I turn back to an economist:
"Writers on 'the transformation problem' since L. Bortkiewicz have focussed on an issue that is largely periperal; and others like E. Bohm-Bawerk have asserted that there is a contradiction between the analyses of Volumes I and III which is certainly not to be found there unless one reads into them an interpretation different from that which Marx repeatedly emphasized."
-- William J. Baumol. 1974. The transformation of values: what Marx 'really' Meant (An Interpretation). Journal of Economic Literature 12 (1): 51-62.

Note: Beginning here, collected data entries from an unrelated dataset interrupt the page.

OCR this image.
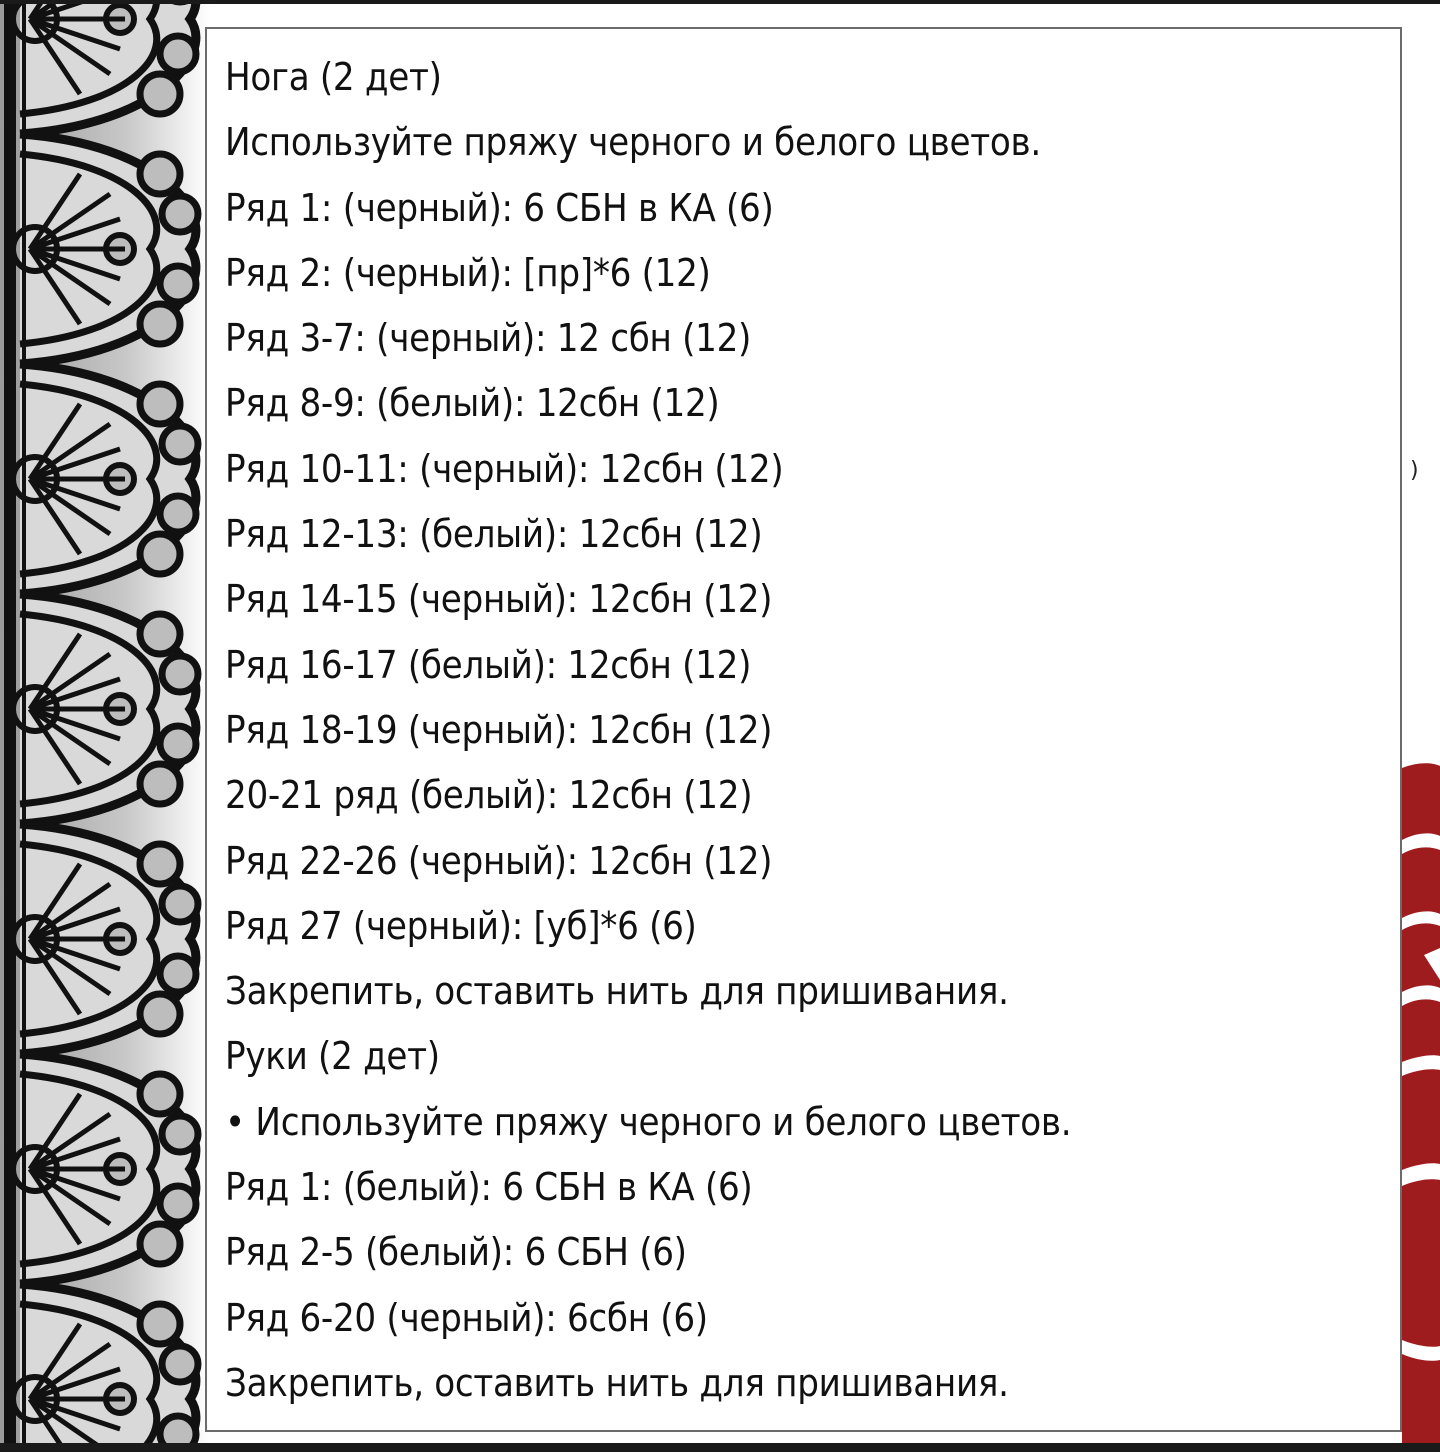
)
Нога (2 дет)
Используйте пряжу черного и белого цветов.
Ряд 1: (черный): 6 СБН в КА (6)
Ряд 2: (черный): [пр]*6 (12)
Ряд 3-7: (черный): 12 сбн (12)
Ряд 8-9: (белый): 12сбн (12)
Ряд 10-11: (черный): 12сбн (12)
Ряд 12-13: (белый): 12сбн (12)
Ряд 14-15 (черный): 12сбн (12)
Ряд 16-17 (белый): 12сбн (12)
Ряд 18-19 (черный): 12сбн (12)
20-21 ряд (белый): 12сбн (12)
Ряд 22-26 (черный): 12сбн (12)
Ряд 27 (черный): [уб]*6 (6)
Закрепить, оставить нить для пришивания.
Руки (2 дет)
• Используйте пряжу черного и белого цветов.
Ряд 1: (белый): 6 СБН в КА (6)
Ряд 2-5 (белый): 6 СБН (6)
Ряд 6-20 (черный): 6сбн (6)
Закрепить, оставить нить для пришивания.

Even one of his students was not too impressed by Böhm Bawerk on Marx:
"As it was, most critics felt no hestitation in convicting him of having by the third volume flatly contradicted the doctrine of the first. On the face of it that verdict is not justified. If we place ourselves on Marx's standpoint, as it is our duty in a question of this kind, it is not absurd to look upon surplus value as a 'mass' produced by the social process of production considered as a unit and to make the rest a matter of distribution of that mass
Joseph A. Shumpeter, Chapter III. Marx the Economist, Capitalism, Socialism, and Democracy. Third Edition, New York: Harper and Brothers, 1942, 1947, 1950.
Valid, non-outdated criticisms of Marx exist. Böhm Bawerk does not have one.